4
votes

I am trying to calculate dense feature trajectories of a video as in https://hal.inria.fr/hal-00725627/document. I am trying to use openCV hog descriptors like this:

winSize = (32,32)
blockSize = (32,32)
blockStride = (2,2)
cellSize = (2,2)
nbins = 9

hog = cv2.HOGDescriptor(winSize,blockSize,blockStride,cellSize,nbins)
hist = hog.compute(img)

However, this returns a very large feature vector of size: (160563456, 1).

What is a window? (winSize) What is a block? What is a cell? The documentation isn't particularly helpful at explaining what each of these parameters is.

From http://www.learnopencv.com/histogram-of-oriented-gradients/ I see that to compute HOGs we create a histogram for each cell of an image patch and then normalise over the patch.

What I want is 4 9bin histograms for each (32, 32) patch of my image which should be calculated from the histograms of the (16,16) cells from this patch. So I would expect a final hog feature of size 40716 for a (480,640) image.

(((32*32) / (16*16)) * 9) * (((480-16*640-16)/(32*32)*4)) = 40716

((PatchSize / cell size) * numBins) * numPatches = hogSize

I have also seen people doing stuff like this:

winStride = (8,8)
padding = (8,8)
locations = ((10,20),)
hist = hog.compute(image,winStride,padding,locations)

However, I don't understand what the locations parameter does as I do not wish to only compute the HOG features at a single location but for all (32,32) patches of my image.

2
the documentation and the linked document explain window, block and cell. why do you ask what it is? what is not clear about those explainations?Piglet

2 Answers

4
votes
    cell_size = (16, 16)  # h x w in pixels
    block_size = (2, 2)  # h x w in cells
    nbins = 9  # number of orientation bins

    # winSize is the size of the image cropped to an multiple of the cell size
    # cell_size is the size of the cells of the img patch over which to calculate the histograms
    # block_size is the number of cells which fit in the patch
    hog = cv2.HOGDescriptor(_winSize=(img.shape[1] // cell_size[1] * cell_size[1],
                                      img.shape[0] // cell_size[0] * cell_size[0]),
                            _blockSize=(block_size[1] * cell_size[1],
                                        block_size[0] * cell_size[0]),
                            _blockStride=(cell_size[1], cell_size[0]),
                            _cellSize=(cell_size[1], cell_size[0]),
                            _nbins=nbins)


    self.hog = hog.compute(img)
2
votes

We divide the image into cells of mxn pixels. Let's say 8x8. So a 64x64 image would result in 8x8 cells of 8x8 pixels.

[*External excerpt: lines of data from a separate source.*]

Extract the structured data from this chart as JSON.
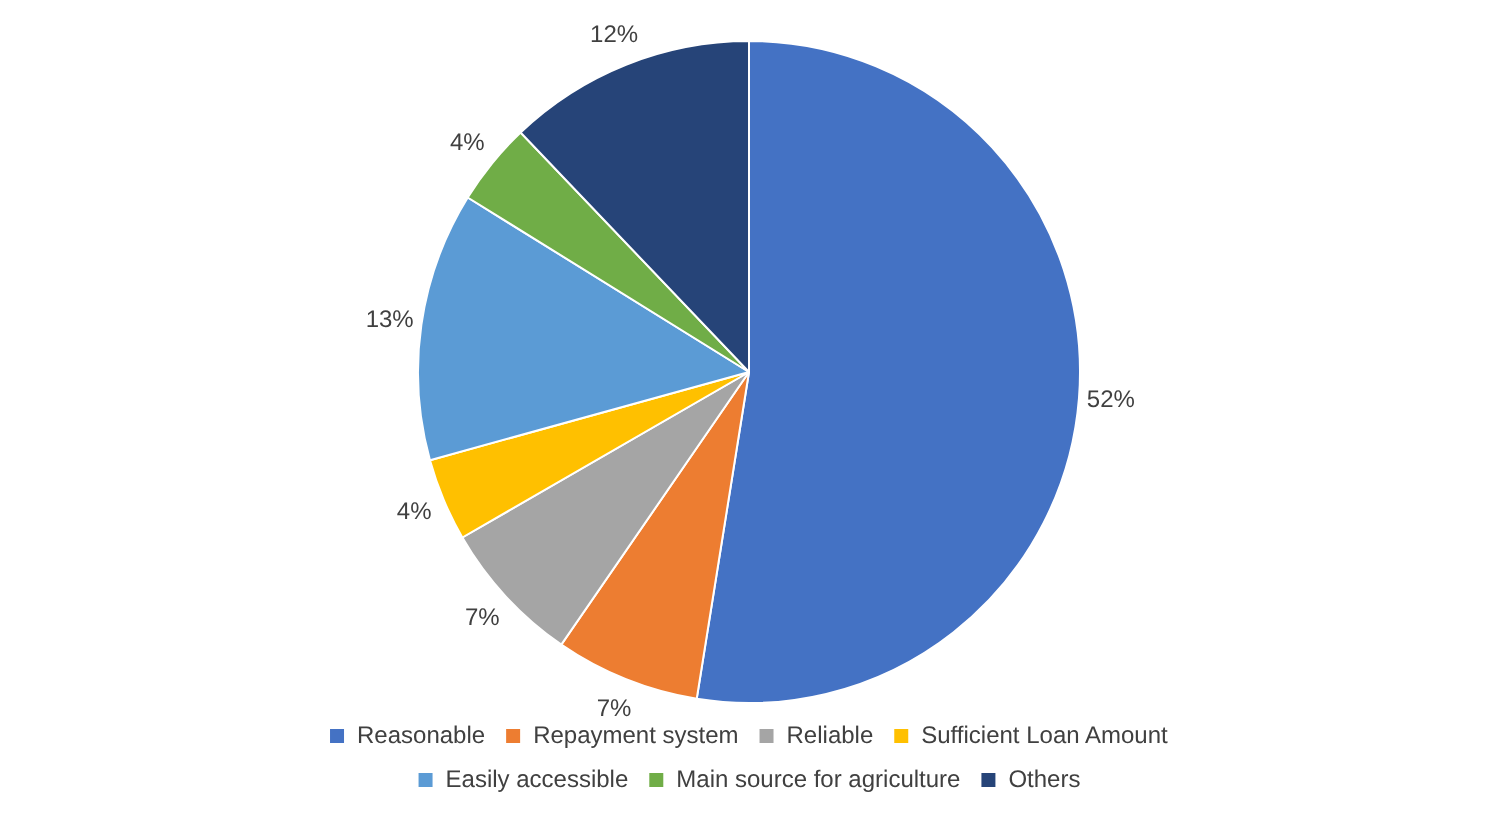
{
  "chart_data": {
    "type": "pie",
    "categories": [
      "Reasonable",
      "Repayment system",
      "Reliable",
      "Sufficient Loan Amount",
      "Easily accessible",
      "Main source for agriculture",
      "Others"
    ],
    "values": [
      52,
      7,
      7,
      4,
      13,
      4,
      12
    ],
    "value_labels": [
      "52%",
      "7%",
      "7%",
      "4%",
      "13%",
      "4%",
      "12%"
    ],
    "colors": [
      "#4472c4",
      "#ed7d31",
      "#a5a5a5",
      "#ffc000",
      "#5b9bd5",
      "#70ad47",
      "#264478"
    ],
    "legend": "bottom"
  }
}
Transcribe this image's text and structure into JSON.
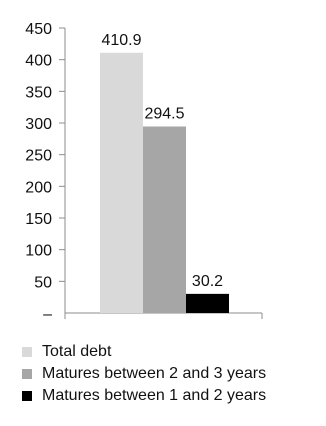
{
  "chart_data": {
    "type": "bar",
    "categories": [
      "Total debt",
      "Matures between 2 and 3 years",
      "Matures between 1 and 2 years"
    ],
    "values": [
      410.9,
      294.5,
      30.2
    ],
    "data_labels": [
      "410.9",
      "294.5",
      "30.2"
    ],
    "colors": [
      "#d9d9d9",
      "#a6a6a6",
      "#000000"
    ],
    "ylim": [
      0,
      450
    ],
    "yticks": [
      0,
      50,
      100,
      150,
      200,
      250,
      300,
      350,
      400,
      450
    ],
    "ytick_labels": [
      "–",
      "50",
      "100",
      "150",
      "200",
      "250",
      "300",
      "350",
      "400",
      "450"
    ],
    "title": "",
    "xlabel": "",
    "ylabel": "",
    "grid": false,
    "legend_position": "bottom",
    "legend": [
      {
        "label": "Total debt",
        "color": "#d9d9d9"
      },
      {
        "label": "Matures between 2 and 3 years",
        "color": "#a6a6a6"
      },
      {
        "label": "Matures between 1 and 2 years",
        "color": "#000000"
      }
    ]
  }
}
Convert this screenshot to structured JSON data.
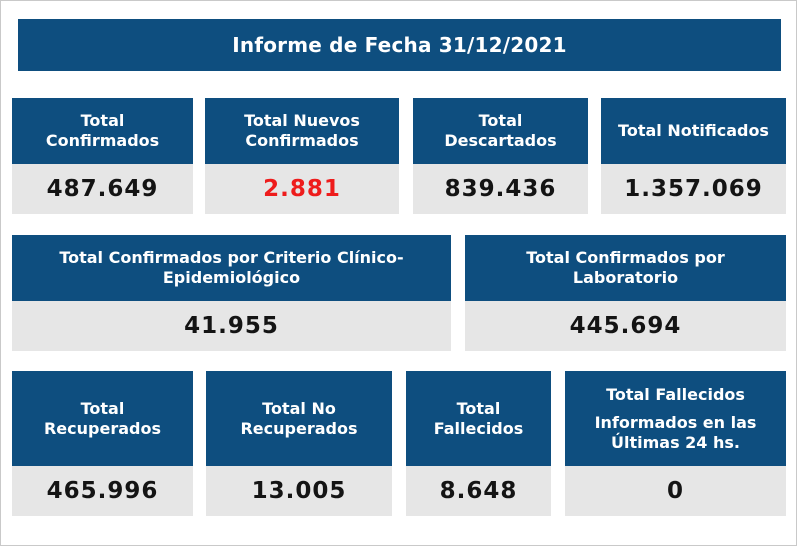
{
  "report": {
    "title": "Informe de Fecha 31/12/2021"
  },
  "row1": [
    {
      "label": "Total\nConfirmados",
      "value": "487.649"
    },
    {
      "label": "Total Nuevos\nConfirmados",
      "value": "2.881",
      "highlight": "#ee1c1c"
    },
    {
      "label": "Total\nDescartados",
      "value": "839.436"
    },
    {
      "label": "Total Notificados",
      "value": "1.357.069"
    }
  ],
  "row2": [
    {
      "label": "Total Confirmados por Criterio Clínico-\nEpidemiológico",
      "value": "41.955"
    },
    {
      "label": "Total Confirmados por\nLaboratorio",
      "value": "445.694"
    }
  ],
  "row3": [
    {
      "label": "Total\nRecuperados",
      "value": "465.996"
    },
    {
      "label": "Total No\nRecuperados",
      "value": "13.005"
    },
    {
      "label": "Total\nFallecidos",
      "value": "8.648"
    },
    {
      "label": "Total Fallecidos",
      "sublabel": "Informados en las\nÚltimas 24 hs.",
      "value": "0"
    }
  ],
  "colors": {
    "header_bg": "#0e4e7f",
    "value_bg": "#e6e6e6",
    "highlight": "#ee1c1c"
  }
}
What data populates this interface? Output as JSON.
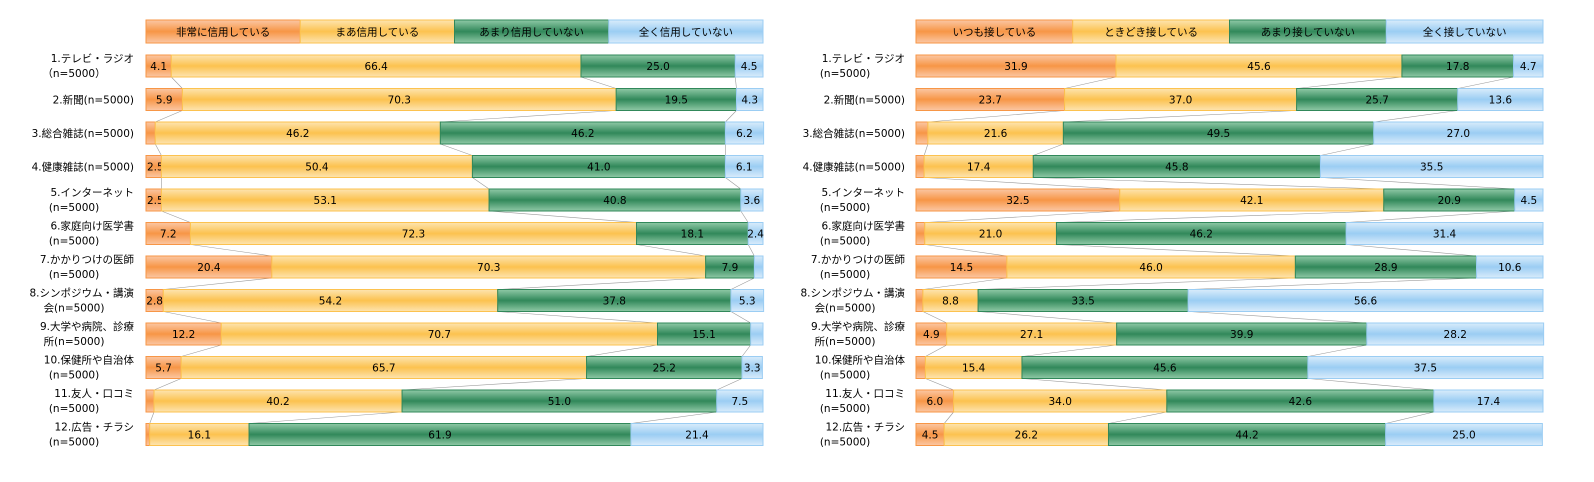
{
  "chart_data": [
    {
      "type": "bar",
      "stacked": true,
      "orientation": "horizontal",
      "normalized": "100%",
      "title": "",
      "xlabel": "",
      "ylabel": "",
      "xlim": [
        0,
        100
      ],
      "grid": false,
      "legend_position": "top",
      "categories": [
        [
          "1.テレビ・ラジオ",
          "（n=5000）"
        ],
        [
          "2.新聞(n=5000)"
        ],
        [
          "3.総合雑誌(n=5000)"
        ],
        [
          "4.健康雑誌(n=5000)"
        ],
        [
          "5.インターネット",
          "(n=5000)"
        ],
        [
          "6.家庭向け医学書",
          "(n=5000)"
        ],
        [
          "7.かかりつけの医師",
          "(n=5000)"
        ],
        [
          "8.シンポジウム・講演",
          "会(n=5000)"
        ],
        [
          "9.大学や病院、診療",
          "所(n=5000)"
        ],
        [
          "10.保健所や自治体",
          "(n=5000)"
        ],
        [
          "11.友人・口コミ",
          "(n=5000)"
        ],
        [
          "12.広告・チラシ",
          "(n=5000)"
        ]
      ],
      "series": [
        {
          "name": "非常に信用している",
          "color": "#f79646",
          "values": [
            4.1,
            5.9,
            1.5,
            2.5,
            2.5,
            7.2,
            20.4,
            2.8,
            12.2,
            5.7,
            1.3,
            0.6
          ],
          "labels": [
            "4.1",
            "5.9",
            "",
            "2.5",
            "2.5",
            "7.2",
            "20.4",
            "2.8",
            "12.2",
            "5.7",
            "",
            ""
          ]
        },
        {
          "name": "まあ信用している",
          "color": "#fcc24f",
          "values": [
            66.4,
            70.3,
            46.2,
            50.4,
            53.1,
            72.3,
            70.3,
            54.2,
            70.7,
            65.7,
            40.2,
            16.1
          ],
          "labels": [
            "66.4",
            "70.3",
            "46.2",
            "50.4",
            "53.1",
            "72.3",
            "70.3",
            "54.2",
            "70.7",
            "65.7",
            "40.2",
            "16.1"
          ]
        },
        {
          "name": "あまり信用していない",
          "color": "#31885a",
          "values": [
            25.0,
            19.5,
            46.2,
            41.0,
            40.8,
            18.1,
            7.9,
            37.8,
            15.1,
            25.2,
            51.0,
            61.9
          ],
          "labels": [
            "25.0",
            "19.5",
            "46.2",
            "41.0",
            "40.8",
            "18.1",
            "7.9",
            "37.8",
            "15.1",
            "25.2",
            "51.0",
            "61.9"
          ]
        },
        {
          "name": "全く信用していない",
          "color": "#9bcdf3",
          "values": [
            4.5,
            4.3,
            6.2,
            6.1,
            3.6,
            2.4,
            1.4,
            5.3,
            2.0,
            3.3,
            7.5,
            21.4
          ],
          "labels": [
            "4.5",
            "4.3",
            "6.2",
            "6.1",
            "3.6",
            "2.4",
            "",
            "5.3",
            "",
            "3.3",
            "7.5",
            "21.4"
          ]
        }
      ]
    },
    {
      "type": "bar",
      "stacked": true,
      "orientation": "horizontal",
      "normalized": "100%",
      "title": "",
      "xlabel": "",
      "ylabel": "",
      "xlim": [
        0,
        100
      ],
      "grid": false,
      "legend_position": "top",
      "categories": [
        [
          "1.テレビ・ラジオ",
          "(n=5000)"
        ],
        [
          "2.新聞(n=5000)"
        ],
        [
          "3.総合雑誌(n=5000)"
        ],
        [
          "4.健康雑誌(n=5000)"
        ],
        [
          "5.インターネット",
          "(n=5000)"
        ],
        [
          "6.家庭向け医学書",
          "(n=5000)"
        ],
        [
          "7.かかりつけの医師",
          "(n=5000)"
        ],
        [
          "8.シンポジウム・講演",
          "会(n=5000)"
        ],
        [
          "9.大学や病院、診療",
          "所(n=5000)"
        ],
        [
          "10.保健所や自治体",
          "(n=5000)"
        ],
        [
          "11.友人・口コミ",
          "(n=5000)"
        ],
        [
          "12.広告・チラシ",
          "(n=5000)"
        ]
      ],
      "series": [
        {
          "name": "いつも接している",
          "color": "#f79646",
          "values": [
            31.9,
            23.7,
            1.9,
            1.3,
            32.5,
            1.4,
            14.5,
            1.1,
            4.9,
            1.5,
            6.0,
            4.5
          ],
          "labels": [
            "31.9",
            "23.7",
            "",
            "",
            "32.5",
            "",
            "14.5",
            "",
            "4.9",
            "",
            "6.0",
            "4.5"
          ]
        },
        {
          "name": "ときどき接している",
          "color": "#fcc24f",
          "values": [
            45.6,
            37.0,
            21.6,
            17.4,
            42.1,
            21.0,
            46.0,
            8.8,
            27.1,
            15.4,
            34.0,
            26.2
          ],
          "labels": [
            "45.6",
            "37.0",
            "21.6",
            "17.4",
            "42.1",
            "21.0",
            "46.0",
            "8.8",
            "27.1",
            "15.4",
            "34.0",
            "26.2"
          ]
        },
        {
          "name": "あまり接していない",
          "color": "#31885a",
          "values": [
            17.8,
            25.7,
            49.5,
            45.8,
            20.9,
            46.2,
            28.9,
            33.5,
            39.9,
            45.6,
            42.6,
            44.2
          ],
          "labels": [
            "17.8",
            "25.7",
            "49.5",
            "45.8",
            "20.9",
            "46.2",
            "28.9",
            "33.5",
            "39.9",
            "45.6",
            "42.6",
            "44.2"
          ]
        },
        {
          "name": "全く接していない",
          "color": "#9bcdf3",
          "values": [
            4.7,
            13.6,
            27.0,
            35.5,
            4.5,
            31.4,
            10.6,
            56.6,
            28.2,
            37.5,
            17.4,
            25.0
          ],
          "labels": [
            "4.7",
            "13.6",
            "27.0",
            "35.5",
            "4.5",
            "31.4",
            "10.6",
            "56.6",
            "28.2",
            "37.5",
            "17.4",
            "25.0"
          ]
        }
      ]
    }
  ]
}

To reduce overall brightness effects we add a normalization stop into the feature calculation. A block contains several cells. Instead of normalizing each cell we normalize across a block. A 32x32 pixel block would contain 4x4 8x8 pixel cells.

A window is the part of the image we calculate the feature descriptor for. Let's say you want to find something of 64x64 pixels in a large image. You then would slide a 64x64 pixel window across the image and calculate the feature descriptor for each location which you then use to find the location of best match...

It's all in the documents. Just read it and experiment until you understand it. If you can't follow the documentation, read the source code and see what is going on line by line.